Met de ondergang van het Romeinse Rijk werd dit stelsel in wezen gehandhaafd, al werden de Latijnse benamingen veelal vervangen door namen uit de volkstaal. Aangezien er echter geen middelen waren om in een groot gebied identieke maten op te leggen of constant te houden, werden de verschillende lengtematen in de Middeleeuwen (en nog lang daarna) lokaal gedefinieerd. Het was bijvoorbeeld een stadsbestuur dat vastlegde hoe groot binnen haar rechtsgebied een voet of el zou zijn. Binnen andere steden golden andere definities. Als men een lengte opgaf in zoveel voeten, moest men dus tevens opgeven welke voet eigenlijk bedoeld werd.

Toen echter met de toename van handel en contacten over grote afstand weer behoefte ontstond aan een eenheidsstelsel, kregen sommige lokale maten ook buiten hun directe gebied gezag. In de Hollandse gewesten werden voor landmeetkundige en wetenschappelijke doeleinden met name de Rijnlandse maten gebruikt. De Leidse wiskundige Willebrord Snel van Rooyen (Snellius) gebruikte deze in 1615 en 1621 voor zijn aardomtrekmetingen.

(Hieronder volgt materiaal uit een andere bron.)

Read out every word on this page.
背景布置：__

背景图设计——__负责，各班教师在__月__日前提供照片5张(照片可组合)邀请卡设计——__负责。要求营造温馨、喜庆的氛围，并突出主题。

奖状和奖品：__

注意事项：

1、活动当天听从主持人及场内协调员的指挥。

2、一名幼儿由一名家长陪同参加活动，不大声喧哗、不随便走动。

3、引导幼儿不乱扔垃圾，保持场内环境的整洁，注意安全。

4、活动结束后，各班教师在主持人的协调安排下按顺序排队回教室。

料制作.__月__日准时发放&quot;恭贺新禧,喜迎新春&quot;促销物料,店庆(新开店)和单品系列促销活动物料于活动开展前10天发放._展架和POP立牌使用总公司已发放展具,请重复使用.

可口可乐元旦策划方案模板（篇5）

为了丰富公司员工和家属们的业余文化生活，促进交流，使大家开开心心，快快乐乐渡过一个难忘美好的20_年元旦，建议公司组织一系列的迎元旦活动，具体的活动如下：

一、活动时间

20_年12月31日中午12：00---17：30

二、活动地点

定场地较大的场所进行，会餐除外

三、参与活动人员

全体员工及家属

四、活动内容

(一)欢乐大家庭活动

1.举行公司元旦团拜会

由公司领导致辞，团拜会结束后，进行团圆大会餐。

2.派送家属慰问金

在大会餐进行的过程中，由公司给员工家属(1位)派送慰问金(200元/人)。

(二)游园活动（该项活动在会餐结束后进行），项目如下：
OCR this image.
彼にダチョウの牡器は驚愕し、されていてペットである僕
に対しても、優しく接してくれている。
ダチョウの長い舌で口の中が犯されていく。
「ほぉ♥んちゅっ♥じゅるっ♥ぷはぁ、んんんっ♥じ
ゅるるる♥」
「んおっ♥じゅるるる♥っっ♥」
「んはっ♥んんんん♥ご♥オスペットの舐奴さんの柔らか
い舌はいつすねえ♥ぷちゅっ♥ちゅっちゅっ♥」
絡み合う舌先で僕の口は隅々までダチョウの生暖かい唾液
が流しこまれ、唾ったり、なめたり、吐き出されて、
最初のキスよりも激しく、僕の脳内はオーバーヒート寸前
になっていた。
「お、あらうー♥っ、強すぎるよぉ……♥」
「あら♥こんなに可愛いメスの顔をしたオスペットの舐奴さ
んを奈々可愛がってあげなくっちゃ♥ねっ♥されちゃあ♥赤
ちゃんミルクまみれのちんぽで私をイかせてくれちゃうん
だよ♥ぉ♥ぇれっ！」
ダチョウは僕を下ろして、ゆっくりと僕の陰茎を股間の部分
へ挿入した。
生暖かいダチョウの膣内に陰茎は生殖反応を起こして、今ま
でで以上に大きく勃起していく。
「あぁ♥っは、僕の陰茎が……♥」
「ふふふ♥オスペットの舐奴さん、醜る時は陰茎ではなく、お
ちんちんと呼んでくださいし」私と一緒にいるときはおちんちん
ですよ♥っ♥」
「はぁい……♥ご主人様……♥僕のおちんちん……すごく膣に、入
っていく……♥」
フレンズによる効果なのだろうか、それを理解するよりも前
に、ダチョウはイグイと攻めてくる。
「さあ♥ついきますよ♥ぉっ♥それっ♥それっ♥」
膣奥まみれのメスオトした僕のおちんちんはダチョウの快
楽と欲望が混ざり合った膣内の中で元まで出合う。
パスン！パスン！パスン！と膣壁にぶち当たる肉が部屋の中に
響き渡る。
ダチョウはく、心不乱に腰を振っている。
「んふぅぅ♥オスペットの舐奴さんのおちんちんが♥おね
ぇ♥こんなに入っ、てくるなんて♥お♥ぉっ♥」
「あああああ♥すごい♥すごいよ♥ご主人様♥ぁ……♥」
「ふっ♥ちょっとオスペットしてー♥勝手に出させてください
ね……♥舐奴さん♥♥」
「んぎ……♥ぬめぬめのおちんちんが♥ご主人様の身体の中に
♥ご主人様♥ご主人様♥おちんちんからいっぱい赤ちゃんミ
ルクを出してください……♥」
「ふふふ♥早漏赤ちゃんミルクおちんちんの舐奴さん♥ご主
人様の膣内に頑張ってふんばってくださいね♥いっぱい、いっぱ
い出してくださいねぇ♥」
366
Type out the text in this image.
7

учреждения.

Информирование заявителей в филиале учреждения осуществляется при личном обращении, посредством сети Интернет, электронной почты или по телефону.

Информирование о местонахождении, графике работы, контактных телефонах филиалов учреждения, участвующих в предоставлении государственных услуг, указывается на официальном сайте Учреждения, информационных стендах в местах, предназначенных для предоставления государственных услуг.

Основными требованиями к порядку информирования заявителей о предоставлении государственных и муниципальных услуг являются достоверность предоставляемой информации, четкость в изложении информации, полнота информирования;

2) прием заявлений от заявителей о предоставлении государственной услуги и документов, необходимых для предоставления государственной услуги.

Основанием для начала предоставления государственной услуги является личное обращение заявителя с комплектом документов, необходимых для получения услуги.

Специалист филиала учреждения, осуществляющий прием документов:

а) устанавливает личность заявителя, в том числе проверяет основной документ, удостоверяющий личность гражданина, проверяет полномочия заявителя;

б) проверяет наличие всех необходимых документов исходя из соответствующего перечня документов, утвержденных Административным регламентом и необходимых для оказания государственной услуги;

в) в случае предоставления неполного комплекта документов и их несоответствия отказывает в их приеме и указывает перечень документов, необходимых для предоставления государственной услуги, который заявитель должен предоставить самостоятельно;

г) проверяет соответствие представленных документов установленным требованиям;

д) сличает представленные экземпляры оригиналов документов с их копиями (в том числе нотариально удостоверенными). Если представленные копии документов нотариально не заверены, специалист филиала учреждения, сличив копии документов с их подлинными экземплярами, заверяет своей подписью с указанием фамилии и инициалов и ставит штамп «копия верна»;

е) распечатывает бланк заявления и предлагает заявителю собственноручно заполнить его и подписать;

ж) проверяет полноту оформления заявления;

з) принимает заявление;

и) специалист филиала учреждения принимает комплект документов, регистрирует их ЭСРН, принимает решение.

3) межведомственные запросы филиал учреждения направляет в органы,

De basiseenheid van het Rijnlandse matenstelsel was de Rijnlandse roede waarvan de lengte door twee inkepingen bij de ingang van het stadhuis van Leiden was aangegeven. Deze gingen in 1929 verloren toen het stadhuis door brand werd verwoest en zijn bij de herbouw vervangen door twee ijzeren knoppen. Een kopie van de oorspronkelijke Rijnlandse roede in de vorm van een lange ijzeren staaf werd vroeger in de Leidse Sterrewacht bewaard en bevindt zich nu in Museum Boerhaave (Leiden).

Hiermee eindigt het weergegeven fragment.